Ana Carolina destaca o acúmulo de processos e a falta de atuação do Ministério Público do Estado (MPE). “Crianças acolhidas há anos por falta de atuação do MPE em promover a destituição; por falta de equipe multidisciplinar e, acima de tudo, por falta de boa vontade”, critica. “Só se pensa na pompa e circunstância de ser juiz ou desembargador. Esquece-se que, acima de tudo, somos todos servidores públicos”.
Outro aspecto denunciado pela juíza de Xinguara diz respeito à precariedade da estrutura oferecida aos magistrados no interior do estado. “Não nasci pra ver um Tribunal apoiador de privilégios e que sequer sabe o que se passa com os juízes no interior do Estado. Estou verdadeiramente enlouquecendo no Pará, notadamente em Xinguara, onde atuo há dois anos sem sequer ter recebido uma única ligação da Corregedoria ou da Presidência para fins de apoio a todas as demandas que já foram solicitadas”.

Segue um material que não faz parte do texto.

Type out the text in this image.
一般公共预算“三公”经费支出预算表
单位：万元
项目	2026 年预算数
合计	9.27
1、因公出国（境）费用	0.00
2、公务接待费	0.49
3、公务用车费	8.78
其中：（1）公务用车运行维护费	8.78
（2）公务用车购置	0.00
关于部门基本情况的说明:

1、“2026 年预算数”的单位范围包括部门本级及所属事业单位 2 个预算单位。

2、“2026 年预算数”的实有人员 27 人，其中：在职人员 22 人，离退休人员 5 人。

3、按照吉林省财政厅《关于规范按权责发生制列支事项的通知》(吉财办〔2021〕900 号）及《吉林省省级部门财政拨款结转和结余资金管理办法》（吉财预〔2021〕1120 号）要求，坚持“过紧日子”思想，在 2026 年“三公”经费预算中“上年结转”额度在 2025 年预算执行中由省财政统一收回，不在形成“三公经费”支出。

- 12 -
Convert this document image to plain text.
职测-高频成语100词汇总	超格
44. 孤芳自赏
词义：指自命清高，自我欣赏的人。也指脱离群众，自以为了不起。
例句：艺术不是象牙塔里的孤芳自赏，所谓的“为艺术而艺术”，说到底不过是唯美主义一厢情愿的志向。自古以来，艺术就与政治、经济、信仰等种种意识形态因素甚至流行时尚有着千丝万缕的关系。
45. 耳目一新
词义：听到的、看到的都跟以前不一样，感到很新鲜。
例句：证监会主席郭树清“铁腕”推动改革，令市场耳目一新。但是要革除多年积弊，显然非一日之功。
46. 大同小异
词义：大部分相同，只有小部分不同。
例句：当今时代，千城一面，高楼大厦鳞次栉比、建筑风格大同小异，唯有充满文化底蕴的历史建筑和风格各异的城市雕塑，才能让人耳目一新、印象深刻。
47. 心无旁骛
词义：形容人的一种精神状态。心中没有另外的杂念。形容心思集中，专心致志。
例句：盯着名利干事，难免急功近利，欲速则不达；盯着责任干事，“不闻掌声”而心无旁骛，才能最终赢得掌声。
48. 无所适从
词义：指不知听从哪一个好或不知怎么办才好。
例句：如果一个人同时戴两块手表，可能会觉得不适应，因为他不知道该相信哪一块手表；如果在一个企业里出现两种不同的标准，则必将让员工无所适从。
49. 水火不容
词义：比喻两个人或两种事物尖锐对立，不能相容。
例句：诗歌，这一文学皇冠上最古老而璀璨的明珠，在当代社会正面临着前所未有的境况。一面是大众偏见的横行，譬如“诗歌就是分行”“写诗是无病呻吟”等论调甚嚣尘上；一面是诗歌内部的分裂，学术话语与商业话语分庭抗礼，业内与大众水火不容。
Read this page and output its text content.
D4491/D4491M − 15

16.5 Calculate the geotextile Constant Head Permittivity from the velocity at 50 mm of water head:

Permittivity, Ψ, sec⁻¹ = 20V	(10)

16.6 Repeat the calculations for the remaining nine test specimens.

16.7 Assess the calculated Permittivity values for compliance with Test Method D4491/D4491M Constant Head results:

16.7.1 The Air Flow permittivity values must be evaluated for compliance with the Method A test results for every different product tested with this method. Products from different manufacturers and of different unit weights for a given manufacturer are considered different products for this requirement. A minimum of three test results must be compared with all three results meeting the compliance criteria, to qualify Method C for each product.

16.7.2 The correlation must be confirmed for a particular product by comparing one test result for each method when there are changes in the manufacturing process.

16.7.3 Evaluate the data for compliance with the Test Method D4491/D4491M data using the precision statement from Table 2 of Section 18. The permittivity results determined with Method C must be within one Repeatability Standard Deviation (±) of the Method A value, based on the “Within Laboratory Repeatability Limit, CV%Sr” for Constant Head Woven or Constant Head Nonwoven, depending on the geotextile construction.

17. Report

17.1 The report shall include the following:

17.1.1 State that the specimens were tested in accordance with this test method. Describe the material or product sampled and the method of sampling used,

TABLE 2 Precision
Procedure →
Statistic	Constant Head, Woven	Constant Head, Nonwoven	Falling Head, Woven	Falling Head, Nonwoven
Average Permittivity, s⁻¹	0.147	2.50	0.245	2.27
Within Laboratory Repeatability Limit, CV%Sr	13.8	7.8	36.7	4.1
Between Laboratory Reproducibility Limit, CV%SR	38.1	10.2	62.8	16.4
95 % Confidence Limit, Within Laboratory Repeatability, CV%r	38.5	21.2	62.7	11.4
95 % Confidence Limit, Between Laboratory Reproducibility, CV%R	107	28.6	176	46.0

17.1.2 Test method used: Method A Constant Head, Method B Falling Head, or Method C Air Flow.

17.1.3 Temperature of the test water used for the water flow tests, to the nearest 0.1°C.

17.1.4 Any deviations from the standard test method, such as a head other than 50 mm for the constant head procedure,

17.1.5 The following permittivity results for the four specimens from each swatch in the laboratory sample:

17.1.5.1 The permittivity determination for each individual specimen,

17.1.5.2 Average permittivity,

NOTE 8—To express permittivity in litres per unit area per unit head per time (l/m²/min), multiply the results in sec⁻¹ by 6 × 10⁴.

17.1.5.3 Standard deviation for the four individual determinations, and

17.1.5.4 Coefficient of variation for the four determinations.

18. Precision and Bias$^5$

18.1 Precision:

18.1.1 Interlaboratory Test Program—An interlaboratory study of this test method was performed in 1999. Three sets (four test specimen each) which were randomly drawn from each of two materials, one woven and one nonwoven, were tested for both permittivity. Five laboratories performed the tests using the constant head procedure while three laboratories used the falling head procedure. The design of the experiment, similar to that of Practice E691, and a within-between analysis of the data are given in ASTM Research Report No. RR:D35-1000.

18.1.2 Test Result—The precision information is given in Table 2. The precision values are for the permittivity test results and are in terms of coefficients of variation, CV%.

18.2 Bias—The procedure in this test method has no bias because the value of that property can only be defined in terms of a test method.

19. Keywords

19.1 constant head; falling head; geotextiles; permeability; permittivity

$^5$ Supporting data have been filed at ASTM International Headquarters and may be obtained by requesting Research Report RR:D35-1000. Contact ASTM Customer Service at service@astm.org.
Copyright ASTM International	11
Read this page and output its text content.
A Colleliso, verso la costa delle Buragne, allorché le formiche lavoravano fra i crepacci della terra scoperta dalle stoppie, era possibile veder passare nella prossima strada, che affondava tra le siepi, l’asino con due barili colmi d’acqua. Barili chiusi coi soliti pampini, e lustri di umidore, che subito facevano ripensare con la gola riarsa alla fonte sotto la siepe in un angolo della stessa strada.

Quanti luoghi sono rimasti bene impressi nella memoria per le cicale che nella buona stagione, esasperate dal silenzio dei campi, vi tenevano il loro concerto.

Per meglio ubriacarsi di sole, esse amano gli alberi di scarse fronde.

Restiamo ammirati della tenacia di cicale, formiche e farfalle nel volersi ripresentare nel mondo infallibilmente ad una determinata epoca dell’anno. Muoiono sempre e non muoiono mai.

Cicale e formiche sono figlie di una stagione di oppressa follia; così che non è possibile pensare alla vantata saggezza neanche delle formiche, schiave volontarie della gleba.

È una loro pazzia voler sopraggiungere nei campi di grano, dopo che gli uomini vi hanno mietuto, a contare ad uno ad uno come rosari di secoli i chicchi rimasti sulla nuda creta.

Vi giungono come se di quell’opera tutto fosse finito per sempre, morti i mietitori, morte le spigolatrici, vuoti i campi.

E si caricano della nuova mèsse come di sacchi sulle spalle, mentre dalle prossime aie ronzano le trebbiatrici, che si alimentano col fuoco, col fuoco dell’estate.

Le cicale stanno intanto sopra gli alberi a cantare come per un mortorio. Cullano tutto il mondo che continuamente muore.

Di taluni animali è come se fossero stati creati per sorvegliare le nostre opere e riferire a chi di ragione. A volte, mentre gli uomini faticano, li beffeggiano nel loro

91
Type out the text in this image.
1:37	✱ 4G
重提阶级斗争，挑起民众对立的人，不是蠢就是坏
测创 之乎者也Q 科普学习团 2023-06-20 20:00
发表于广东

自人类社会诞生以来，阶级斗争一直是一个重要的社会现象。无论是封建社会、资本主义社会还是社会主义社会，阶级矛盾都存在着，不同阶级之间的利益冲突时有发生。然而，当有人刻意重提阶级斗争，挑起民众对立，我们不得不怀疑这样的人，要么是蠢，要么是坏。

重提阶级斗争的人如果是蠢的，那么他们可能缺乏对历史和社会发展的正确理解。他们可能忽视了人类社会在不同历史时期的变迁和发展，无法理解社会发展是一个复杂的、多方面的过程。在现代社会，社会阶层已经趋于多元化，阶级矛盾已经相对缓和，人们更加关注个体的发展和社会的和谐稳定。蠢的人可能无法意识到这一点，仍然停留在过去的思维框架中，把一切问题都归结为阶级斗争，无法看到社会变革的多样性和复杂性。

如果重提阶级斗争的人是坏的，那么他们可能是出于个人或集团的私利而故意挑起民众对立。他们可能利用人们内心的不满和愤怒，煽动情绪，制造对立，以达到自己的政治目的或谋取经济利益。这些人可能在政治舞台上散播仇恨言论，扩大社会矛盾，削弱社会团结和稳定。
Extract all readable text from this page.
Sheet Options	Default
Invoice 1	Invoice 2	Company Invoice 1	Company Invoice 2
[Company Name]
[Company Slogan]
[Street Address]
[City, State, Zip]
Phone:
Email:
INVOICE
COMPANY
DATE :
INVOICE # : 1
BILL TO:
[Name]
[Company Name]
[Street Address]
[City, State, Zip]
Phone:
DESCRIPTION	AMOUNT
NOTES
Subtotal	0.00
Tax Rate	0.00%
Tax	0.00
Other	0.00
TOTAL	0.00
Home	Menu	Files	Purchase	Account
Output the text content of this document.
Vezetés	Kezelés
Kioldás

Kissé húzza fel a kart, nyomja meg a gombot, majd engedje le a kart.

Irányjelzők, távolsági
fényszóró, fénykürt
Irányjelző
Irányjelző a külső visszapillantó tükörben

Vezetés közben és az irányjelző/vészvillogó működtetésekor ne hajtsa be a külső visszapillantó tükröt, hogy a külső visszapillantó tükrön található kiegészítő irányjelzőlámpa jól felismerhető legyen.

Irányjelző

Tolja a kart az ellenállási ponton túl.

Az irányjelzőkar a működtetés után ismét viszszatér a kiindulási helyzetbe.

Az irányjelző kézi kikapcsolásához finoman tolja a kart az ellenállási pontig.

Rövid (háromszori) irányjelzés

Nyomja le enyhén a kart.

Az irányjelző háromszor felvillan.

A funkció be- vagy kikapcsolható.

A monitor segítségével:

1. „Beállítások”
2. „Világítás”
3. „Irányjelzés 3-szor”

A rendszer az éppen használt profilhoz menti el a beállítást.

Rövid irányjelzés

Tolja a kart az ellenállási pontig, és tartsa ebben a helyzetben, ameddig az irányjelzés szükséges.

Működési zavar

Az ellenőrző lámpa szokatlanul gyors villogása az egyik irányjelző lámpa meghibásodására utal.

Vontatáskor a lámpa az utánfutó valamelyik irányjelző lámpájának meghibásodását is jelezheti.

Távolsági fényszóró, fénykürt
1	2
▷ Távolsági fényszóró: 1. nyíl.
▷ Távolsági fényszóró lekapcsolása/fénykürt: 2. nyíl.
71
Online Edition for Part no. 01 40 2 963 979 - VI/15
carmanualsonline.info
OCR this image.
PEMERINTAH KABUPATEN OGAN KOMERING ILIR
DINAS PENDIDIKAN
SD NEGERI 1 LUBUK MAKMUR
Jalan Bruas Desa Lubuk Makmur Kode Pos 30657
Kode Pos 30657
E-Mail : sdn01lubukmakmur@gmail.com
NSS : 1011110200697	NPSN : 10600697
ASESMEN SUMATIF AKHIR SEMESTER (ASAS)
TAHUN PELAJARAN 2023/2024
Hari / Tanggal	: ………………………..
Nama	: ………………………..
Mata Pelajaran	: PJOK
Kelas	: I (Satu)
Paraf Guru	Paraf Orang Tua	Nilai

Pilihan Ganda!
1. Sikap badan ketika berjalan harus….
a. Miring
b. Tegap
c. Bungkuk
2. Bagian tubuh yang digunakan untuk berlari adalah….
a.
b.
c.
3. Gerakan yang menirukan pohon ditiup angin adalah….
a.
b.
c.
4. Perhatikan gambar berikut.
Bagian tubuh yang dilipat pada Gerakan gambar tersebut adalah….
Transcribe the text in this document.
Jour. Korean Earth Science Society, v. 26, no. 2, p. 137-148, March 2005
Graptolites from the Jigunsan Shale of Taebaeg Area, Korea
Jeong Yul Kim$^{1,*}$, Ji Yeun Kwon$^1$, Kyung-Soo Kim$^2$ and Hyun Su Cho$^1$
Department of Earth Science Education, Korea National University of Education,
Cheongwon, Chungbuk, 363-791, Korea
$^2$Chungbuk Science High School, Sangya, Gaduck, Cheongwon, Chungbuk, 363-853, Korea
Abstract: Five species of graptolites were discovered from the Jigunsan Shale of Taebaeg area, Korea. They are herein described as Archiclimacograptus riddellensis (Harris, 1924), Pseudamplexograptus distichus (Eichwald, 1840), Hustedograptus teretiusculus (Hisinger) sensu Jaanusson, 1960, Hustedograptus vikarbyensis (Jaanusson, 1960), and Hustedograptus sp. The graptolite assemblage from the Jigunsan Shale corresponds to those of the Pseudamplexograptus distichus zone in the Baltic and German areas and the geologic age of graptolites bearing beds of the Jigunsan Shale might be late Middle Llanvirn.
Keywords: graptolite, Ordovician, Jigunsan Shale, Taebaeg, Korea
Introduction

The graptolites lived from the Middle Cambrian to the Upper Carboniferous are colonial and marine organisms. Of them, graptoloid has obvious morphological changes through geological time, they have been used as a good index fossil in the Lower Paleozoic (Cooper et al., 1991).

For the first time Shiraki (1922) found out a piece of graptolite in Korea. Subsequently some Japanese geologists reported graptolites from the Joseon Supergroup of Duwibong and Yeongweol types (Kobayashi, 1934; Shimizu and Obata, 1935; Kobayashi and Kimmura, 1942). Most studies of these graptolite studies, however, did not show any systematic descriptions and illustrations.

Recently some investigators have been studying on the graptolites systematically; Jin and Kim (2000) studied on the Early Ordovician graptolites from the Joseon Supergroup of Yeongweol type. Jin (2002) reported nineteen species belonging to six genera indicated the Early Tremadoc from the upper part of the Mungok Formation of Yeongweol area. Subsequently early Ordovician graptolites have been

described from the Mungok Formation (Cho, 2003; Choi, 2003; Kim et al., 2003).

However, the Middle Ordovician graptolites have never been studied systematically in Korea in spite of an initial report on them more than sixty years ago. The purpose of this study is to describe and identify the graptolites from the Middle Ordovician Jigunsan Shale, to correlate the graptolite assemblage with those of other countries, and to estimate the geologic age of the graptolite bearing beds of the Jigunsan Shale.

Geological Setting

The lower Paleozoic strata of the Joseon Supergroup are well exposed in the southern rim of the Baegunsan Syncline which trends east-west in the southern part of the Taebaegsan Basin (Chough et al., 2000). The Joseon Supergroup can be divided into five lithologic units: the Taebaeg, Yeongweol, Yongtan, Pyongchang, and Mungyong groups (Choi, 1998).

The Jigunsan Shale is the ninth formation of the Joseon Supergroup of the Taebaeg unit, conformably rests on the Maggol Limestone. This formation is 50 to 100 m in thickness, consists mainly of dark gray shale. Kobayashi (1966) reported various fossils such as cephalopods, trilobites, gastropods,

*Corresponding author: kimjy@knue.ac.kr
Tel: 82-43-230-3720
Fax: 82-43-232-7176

No documento, Ana Carolina pediu exoneração do cargo. No entanto, de acordo com o TJPA, horas depois, a juíza desistiu do pedido de exoneração, considerou o oferecimento de apoio médico pela Associação dos Magistrados do Estado do Pará (Amepa) e requereu passar por junta médica do Tribunal de Justiça.
Precariedades estruturais
Após a divulgação da carta, servidores também denunciaram as condições de trabalho nos Fóruns do interior do Pará. “As condições de trabalho são ruins em vários aspectos. Primeiro que quem trabalha no interior não tem direito a vale transporte e dedicação exclusiva, o que na capital, claro, o servidor recebe e também direito a segunda alternativa, que garante um valor a mais no contracheque. Sem contar com as condições de trabalho dentro dos fóruns, com prédios precários, computadores e internet ruins, o que também acontece na capítal”, relata um servidor do TJ, que preferiu não ser identificado.
Outro servidor aponta problemas no sistema judiciário. “O concurso do Tribunal é realizado por polos. Isso quer dizer que quem passou pro Marajó, por exemplo, só tem chance de sair de lá num concurso interno de remoção, sendo que o último aconteceu em 2014 e só participou quem já havia vencido o período de estágio probatório. Logo, se algum servidor tivesse dois anos e 11 meses de concursado, ele não pode participar e há pelo menos seis anos está esquecido no interior do estado”, declarou o servidor.
“É importante ressaltar que o interior do estado tem presença quase nula do Estado, não temos segurança alguma, e é recorrente problemas de insegurança, atearem fogo em fóruns, etc. O Pará é um estado diferente, precisa de condições especiais de trabalho”, afirmou ainda outro servidor que não quis se identificar.
Comissão vai apurar denúncias
O presidente da TJPA, Ricardo Ferreira Nunes, estabeleceu o prazo de 45 dias para a que a comissão apresente um relatório conclusivo, que será submetido ao Pleno da Corte e divulgado para conhecimento público.
Foram designados para compor a comissão, como presidente, o desembargador Luiz Gonzaga Neto, e os juízes Lúcio Barreto Guerreiro, auxiliar da presidência, e André Filo-Creão Garcia da Fonseca, indicado pela Associação dos Magistrados do Estado do Pará (Amepa).
Na mesma portaria, o presidente do TJPA deferiu os pedidos de desistência da exoneração e de realização de perícia médica solicitados pela juíza Ana Carolina Barbosa Pereira.